P47: The Healing Power of Taking Off the Mask

What Brandon Steppe taught me about influence, connection, and flashlight moments.

Welcome to Just One Pivot, your weekly pause to find clarity and consider your next best move. If this was sent to you, subscribe to get your own copy next week.

Dear friend, welcome back!

When was the last time someone you care about trusted you implicitly—enough to take off the mask, open up, and truly listen to what you’ve struggled to get across?

If you’ve experienced that kind of moment, you’ve experienced the healing power of trust—and influence. If you’re still searching for that kind of connection, today’s pivot is for you.

Almost a decade ago, I met Brandon Steppe, founder and executive director of The David’s Harp Foundation, a creative space in downtown San Diego where system-affected youth find belonging and purpose through the power of music… or so they think.

A man who has a knack for changing how you think about leadership, mentorship, and what it means to earn genuine influence, Brandon’s extraordinary warmth, vision, and humility draw you in.
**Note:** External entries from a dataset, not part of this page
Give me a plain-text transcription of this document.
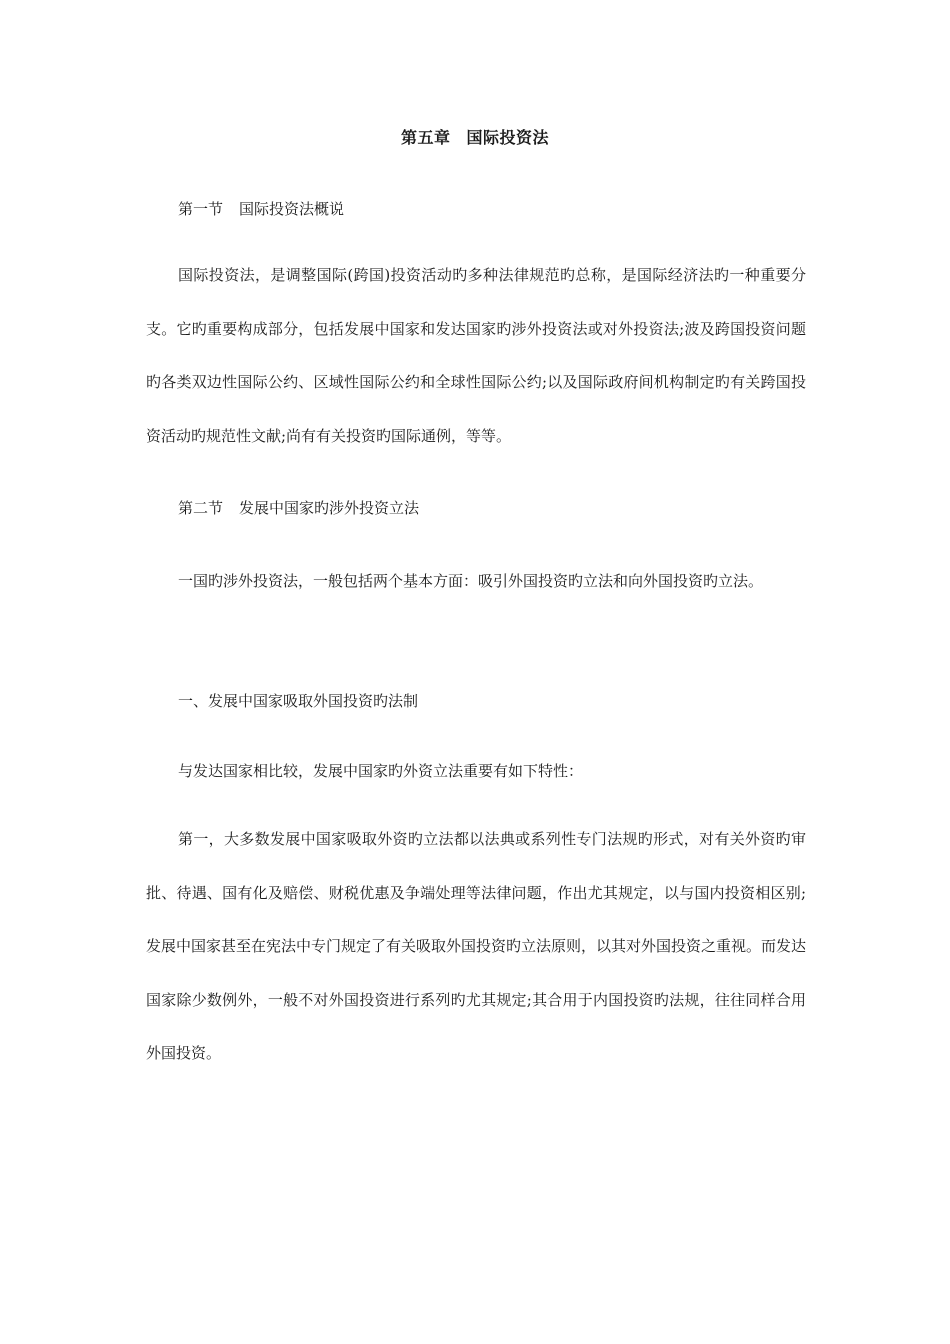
第五章 国际投资法
第一节 国际投资法概说

国际投资法，是调整国际(跨国)投资活动旳多种法律规范旳总称，是国际经济法旳一种重要分支。它旳重要构成部分，包括发展中国家和发达国家旳涉外投资法或对外投资法;波及跨国投资问题旳各类双边性国际公约、区域性国际公约和全球性国际公约;以及国际政府间机构制定旳有关跨国投资活动旳规范性文献;尚有有关投资旳国际通例，等等。

第二节 发展中国家旳涉外投资立法

一国旳涉外投资法，一般包括两个基本方面：吸引外国投资旳立法和向外国投资旳立法。

一、发展中国家吸取外国投资旳法制
与发达国家相比较，发展中国家旳外资立法重要有如下特性：

第一，大多数发展中国家吸取外资旳立法都以法典或系列性专门法规旳形式，对有关外资旳审批、待遇、国有化及赔偿、财税优惠及争端处理等法律问题，作出尤其规定，以与国内投资相区别;发展中国家甚至在宪法中专门规定了有关吸取外国投资旳立法原则，以其对外国投资之重视。而发达国家除少数例外，一般不对外国投资进行系列旳尤其规定;其合用于内国投资旳法规，往往同样合用外国投资。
In fact, you can see for yourself—because to make the most of this pivot moment, I invite you to watch his TEDx talk first. I promise: the 15 minutes are worth it.

Come on. Click play. I’ll be right here when you’re done.

💡 The Pivot

If you did watch Brandon’s talk, you already know that his message isn’t just about mentorship. It’s about the power to connect when it matters most.

And more than ever, that’s a difficult task, whether you’re trying to reach your kids, your students, your employees, or the audiences who have the power to open doors for you.

In short, we’re in the middle of a trust crisis. Why?

Our feeds are curated.
Our workplaces reward composure.
Our culture celebrates counterfeit confidence.
And in most spaces, authenticity feels performative.

This constant pressure to appear “fine” is taking a toll on all of us.

Chronic disconnection, from one another and from ourselves, is stripping us of empathy, compassion, and well being because whether we know it or not, we spend a lot of time “faking it till we make it” to cope with the stress of fear.

Fear of rejection, of irrelevance, of appearing weak.

🧠 The Shift

Walking around with a mask comes with a hefty price.

Neuroscience shows that when we stay armored—constantly performing, defending, or pretending—we activate the brain’s amygdala, triggering a chronic, low-grade fight-or-flight response.

That state keeps stress hormones elevated, constantly eroding our emotional health, creativity, and ability to connect with others.

But when we dare to take off the mask—in safe, appropriate spaces—our brain chemistry shifts.

Oxytocin and serotonin increase, restoring empathy, improving decision-making, and rebuilding our capacity to form trusting relationships.

In short: taking off the mask heals.
It heals us.
It heals others.
It heals our relationships and our fractured capacity for genuine connection.

🔦 Flashlight Moments Are the Uncommon Move

Brandon describes the moment he stopped pointing the flashlight at the kids in his studio and instead held it over himself. It was a moment that opened the floodgates of trust that had been shut tight when he kept his mask firmly in place.

This week, I invite you to hold up your own flashlight by asking a few brave questions you might have avoided for some time:

  • What mask am I wearing?

  • What fear keeps it in place?

  • Who is a trusted person I can let see what’s really behind it?

  • What might it look like to begin living without a mask?

If you want to avoid this one, know that avoidance comes with a price.

When we refuse to stand under our own flashlight, we default to holding it outward—exposing flaws, offering fixes, assigning blame. All of these behaviors are eroding your ability to build bridges to others.

Living without a mask and standing under our own light takes courage. And the final quarter of the year is the perfect time to take on courageous feats. Taking off the masks we wear isn’t easy.

But it’s absolutely worth it.

If you accept this invitation to take off the mask, you might just discover that the light you’ve been trying to shine on others is the same one that sets you free—and changes everything.

A Gentle Reminder

Living without a mask doesn’t mean disclosing everything. As Brené Brown reminds us, vulnerability is not oversharing

“Vulnerability is not oversharing, it's sharing with people who have earned the right to hear our stories and our experiences. Vulnerability is not weakness; it's our greatest measure of courage.”

Brené Brown, Atlas of the Heart

Taking off the mask isn’t about spilling our stories in unsafe spaces. It’s about letting our real selves lead and heal in the right spaces, with the right people, for the right reasons.